Sandro Marcos backs proposal to translate Sara Duterte impeachment trial into local languages

House Majority Leader Sandro Marcos has thrown his weight behind a push to have Vice President Sara Duterte’s impeachment trial rendered in real time into several Philippine languages, framing the move as a matter of public access to a proceeding that will shape national politics.

Speaking on Wednesday, June 17, the Ilocos Norte representative said making the trial intelligible to Filipinos outside the legal profession was reason enough to endorse the idea. “For the sake of informing the Filipino people as to what are the goings-on in the trial… I’m happy to support that,” he said.

The proposal originated with the House prosecution panel, whose members have argued that the courtroom’s reliance on technical legal vocabulary risks shutting ordinary citizens out of one of the country’s most closely watched political events. Lead prosecutor and Batangas Rep. Gerville Luistro told reporters the team wants prosecutors and the defense alike to lean on Filipino where the subject matter allows it, while conceding that some terms resist easy translation. “We understand there are legal terminologies which are really hard to translate,” she said, according to the Inquirer and DZRH.

Luistro has also called on lawmakers from the Visayas and Mindanao to look into whether simultaneous interpretation into regional languages can be arranged, with the stated aim of reaching as many language communities as the panel can manage. Prosecution spokesman and Lanao del Sur Rep.

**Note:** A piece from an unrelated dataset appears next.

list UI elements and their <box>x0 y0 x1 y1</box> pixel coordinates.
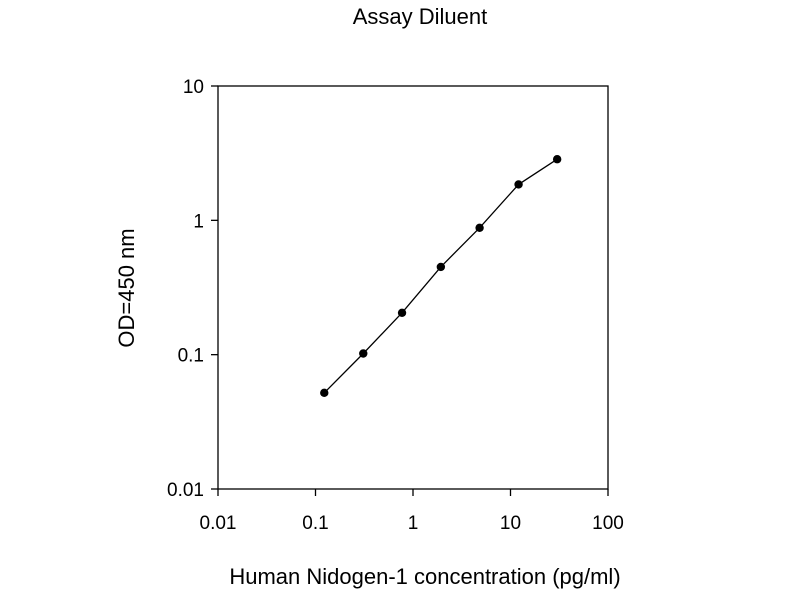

Zia Alonto Adiong said the panel was still working through the logistics with its communications team, describing the effort as a way to give the public the broadest possible understanding of what unfolds in the chamber.

The prosecution intends to raise the language question formally at the pre-trial conference scheduled for June 18, the session where both sides will mark evidence, identify witnesses, and narrow the points in dispute before arguments begin. Luistro’s team has indicated it will present more than 30 witnesses, and under the trial rules, anyone or anything left off the pre-trial brief cannot be introduced once proceedings are underway.

The Senate, sitting as an impeachment court, is set to open the trial proper on July 6. Duterte, who was impeached by the House in February 2025 and again in May 2026, has rejected the allegations against her, which span the alleged misuse of confidential funds, accumulation of unexplained wealth, and a purported threat against President Ferdinand Marcos Jr., the First Lady, and the House Speaker. A conviction by at least two-thirds of the 24-member Senate would remove her from office and bar her from holding public position again.